Eine typische Gorilla-Gruppe besteht aus einem Silberrücken (dem dominanten Männchen), Schwarzrücken (jüngeren Männchen), 3-4 geschlechtsreifen Weibchen und 3-6 Jungtieren unterschiedlichen Alters.
Was ist ein Silberrücken und welche Rolle spielt er in der Gruppe?
Ein Silberrücken ist ein geschlechtsreifes Gorilla-Männchen über 15 Jahre alt, das etwa 180 kg wiegt und der unangefochtene Anführer der Gruppe ist.
Wie bauen Gorillas ihre Nester?
Gorillas bauen ihre Nester aus Stroh, Zweigen oder Bambus. Sie bauen täglich an neuen Orten und verwenden meist ungenießbare Vegetation. Die Nester werden oft auf dem Boden, aber auch auf Bäumen gebaut. In der Regenzeit werden Nester in Hohlräumen alter Baumstämme aus Moos und Erde gefertigt.
Welche Schutzverhaltensweisen zeigen Gorillas?
Gorillas zeigen verschiedene Schutzverhaltensweisen, darunter Drohen (schriller Schrei, Brustgetrommel), Flüchten und Angreifen. Sie meiden offene Wiesen und große Gewässer und verstecken sich gerne im Dickicht. Direktes Anstarren bedeutet oft Bedrohung.
Wie verhalten sich Gorillas gegenüber Menschen?
Beim Kontakt mit Menschen flüchten die weiblichen Tiere mit Kindern zum hinteren Teil der Gruppe, während der Silberrücken und einige junge Männchen im Vordergrund mit angespannter Haltung stehen.

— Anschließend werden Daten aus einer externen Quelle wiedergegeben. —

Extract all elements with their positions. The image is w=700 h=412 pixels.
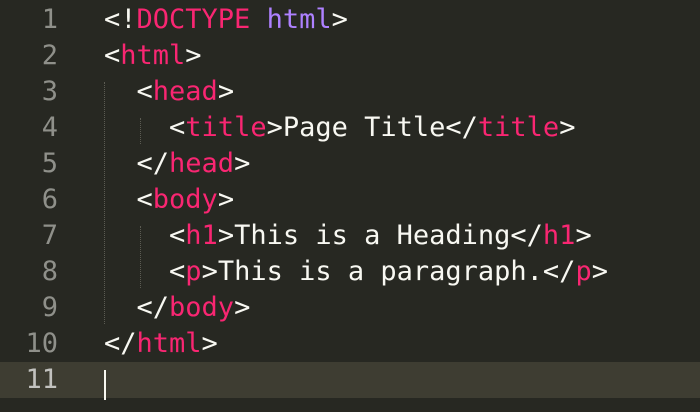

Der Silberrücken richtet sich oft zum Brusttrommeln auf.
Wie sieht das Fortpflanzungs- und Brutverhalten von Gorillas aus?
Gorillas bekommen etwa alle 4 Jahre ein Junges. Die Tragezeit beträgt 9 Monate. Silberrücken haben das alleinige Begattungsrecht auf alle Weibchen der Gruppe. Jungtiere verlassen bei Geschlechtsreife oft die Gruppe.

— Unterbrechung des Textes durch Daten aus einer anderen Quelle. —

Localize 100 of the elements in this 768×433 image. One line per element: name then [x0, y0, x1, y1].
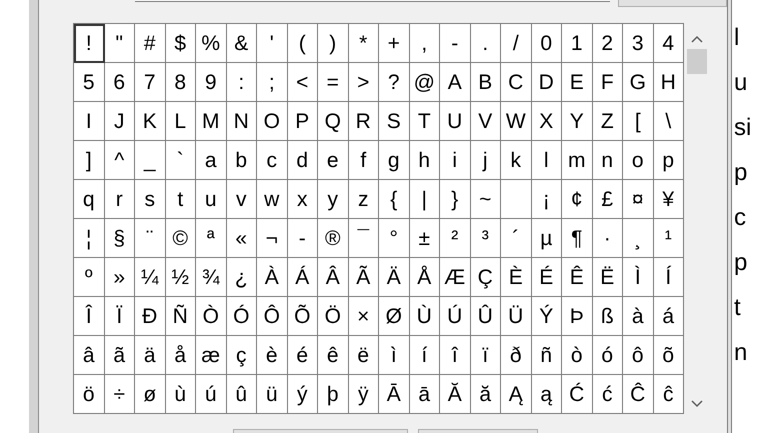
character-cell[interactable]: Ê [562, 258, 592, 297]
character-cell[interactable]: Þ [562, 297, 592, 336]
character-cell[interactable]: Ñ [166, 297, 196, 336]
character-cell[interactable]: Ì [623, 258, 654, 297]
character-cell[interactable]: ç [226, 336, 257, 375]
character-cell[interactable]: k [501, 141, 532, 180]
character-cell[interactable]: . [470, 24, 501, 63]
scroll-up-icon[interactable] [690, 35, 702, 43]
character-cell[interactable]: } [440, 180, 470, 219]
character-cell[interactable]: ¯ [348, 219, 379, 258]
character-cell[interactable]: # [135, 24, 166, 63]
character-cell[interactable]: ´ [501, 219, 532, 258]
character-cell[interactable]: Z [592, 102, 623, 141]
character-cell[interactable]: ) [318, 24, 348, 63]
character-cell[interactable]: ö [74, 375, 104, 414]
character-cell[interactable]: Ć [562, 375, 592, 414]
character-cell[interactable]: * [348, 24, 379, 63]
character-cell[interactable]: ¢ [562, 180, 592, 219]
character-cell[interactable]: % [196, 24, 226, 63]
character-cell[interactable]: µ [532, 219, 562, 258]
character-cell[interactable]: p [654, 141, 684, 180]
character-cell[interactable]: © [166, 219, 196, 258]
character-cell[interactable]: Ò [196, 297, 226, 336]
character-cell[interactable]: ú [196, 375, 226, 414]
scroll-down-icon[interactable] [690, 400, 702, 408]
character-cell[interactable]: ® [318, 219, 348, 258]
character-cell[interactable]: ( [288, 24, 318, 63]
character-cell[interactable]: ¹ [654, 219, 684, 258]
character-cell[interactable]: ÿ [348, 375, 379, 414]
character-cell[interactable]: J [104, 102, 135, 141]
character-cell[interactable]: Ã [348, 258, 379, 297]
character-cell[interactable]: ³ [470, 219, 501, 258]
character-cell[interactable]: / [501, 24, 532, 63]
character-cell[interactable]: l [532, 141, 562, 180]
character-cell[interactable]: x [288, 180, 318, 219]
character-cell[interactable]: j [470, 141, 501, 180]
character-cell[interactable]: ñ [532, 336, 562, 375]
character-cell[interactable]: r [104, 180, 135, 219]
character-cell[interactable]: õ [654, 336, 684, 375]
character-cell[interactable]: T [410, 102, 440, 141]
character-cell[interactable]: - [288, 219, 318, 258]
character-cell[interactable]: ß [592, 297, 623, 336]
character-cell[interactable]: ă [470, 375, 501, 414]
character-cell[interactable]: å [166, 336, 196, 375]
character-cell[interactable]: ª [196, 219, 226, 258]
character-cell[interactable]: E [562, 63, 592, 102]
character-cell[interactable]: Ú [440, 297, 470, 336]
character-cell[interactable]: W [501, 102, 532, 141]
character-cell[interactable]: - [440, 24, 470, 63]
character-cell[interactable]: Q [318, 102, 348, 141]
character-cell[interactable]: Ĉ [623, 375, 654, 414]
character-cell[interactable]: ¾ [196, 258, 226, 297]
character-cell[interactable]: ĉ [654, 375, 684, 414]
character-cell[interactable]: g [379, 141, 410, 180]
character-cell[interactable]: ü [257, 375, 288, 414]
character-cell[interactable]: Æ [440, 258, 470, 297]
character-cell[interactable]: ¸ [623, 219, 654, 258]
character-cell[interactable]: ô [623, 336, 654, 375]
character-cell[interactable]: G [623, 63, 654, 102]
character-cell[interactable]: [ [623, 102, 654, 141]
character-cell[interactable]: & [226, 24, 257, 63]
character-cell[interactable]: ° [379, 219, 410, 258]
character-cell[interactable]: Ô [257, 297, 288, 336]
character-cell[interactable]: ø [135, 375, 166, 414]
character-cell[interactable]: c [257, 141, 288, 180]
character-cell[interactable]: m [562, 141, 592, 180]
character-cell[interactable]: a [196, 141, 226, 180]
character-cell[interactable]: n [592, 141, 623, 180]
character-cell[interactable]: 7 [135, 63, 166, 102]
character-cell[interactable]: 5 [74, 63, 104, 102]
character-cell[interactable]: ¬ [257, 219, 288, 258]
character-cell[interactable]: ù [166, 375, 196, 414]
character-cell[interactable]: w [257, 180, 288, 219]
character-cell[interactable]: ] [74, 141, 104, 180]
character-cell[interactable]: Ą [501, 375, 532, 414]
character-cell[interactable]: R [348, 102, 379, 141]
character-cell[interactable]: » [104, 258, 135, 297]
character-cell[interactable]: ' [257, 24, 288, 63]
character-cell[interactable]: o [623, 141, 654, 180]
character-cell[interactable]: ¶ [562, 219, 592, 258]
character-cell[interactable]: | [410, 180, 440, 219]
character-cell[interactable]: È [501, 258, 532, 297]
character-cell[interactable]: Á [288, 258, 318, 297]
bottom-button[interactable] [418, 429, 538, 433]
character-cell[interactable]: Û [470, 297, 501, 336]
character-cell[interactable]: \ [654, 102, 684, 141]
character-cell[interactable]: V [470, 102, 501, 141]
character-cell[interactable]: e [318, 141, 348, 180]
character-cell[interactable]: ì [379, 336, 410, 375]
character-cell[interactable]: Ð [135, 297, 166, 336]
character-cell[interactable]: + [379, 24, 410, 63]
character-cell[interactable]: < [288, 63, 318, 102]
character-cell[interactable]: Î [74, 297, 104, 336]
character-cell[interactable]: ± [410, 219, 440, 258]
character-cell[interactable]: û [226, 375, 257, 414]
character-cell[interactable]: ¦ [74, 219, 104, 258]
character-cell[interactable]: z [348, 180, 379, 219]
character-cell[interactable]: Ö [318, 297, 348, 336]
character-cell[interactable]: Ü [501, 297, 532, 336]
character-cell[interactable]: Õ [288, 297, 318, 336]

Wie verständigen sich Gorillas?
Gorillas verständigen sich durch Geräusche, Geruch und visuelle Signale. Sie unterscheiden sich durch ihren Nasenabdruck und erkennen sich untereinander durch Geruch und Stimme. Zu den Geräuschen gehören aggressives Rufen, Warnrufe und Vokalisationen zur sozialen Koordination.
Was fressen Gorillas?
Gorillas sind Pflanzenfresser und fressen Farne, Gräser, Riedgräser, Kräuter, Sträucher, Bäume, Schmarotzerpflanzen und Kletterpflanzen. In der Hochsaison kann Bambus bis zu 90% ihrer Ernährung ausmachen. Sie verzehren auch ihren eigenen Kot, besonders bei nasskaltem Wetter.
Wie ist die Zusammensetzung der im Zoologischen Garten gehaltenen Gruppe der untersuchten Art?
Die im Zoologischen Garten gehaltene Gruppe besteht aus ,,DERRICK" (männlich, Zoo Frankfurt), ,,MPENZI" (weiblich, Zoo Berlin) und ,,EFFI" (weiblich, Zoo Kopenhagen).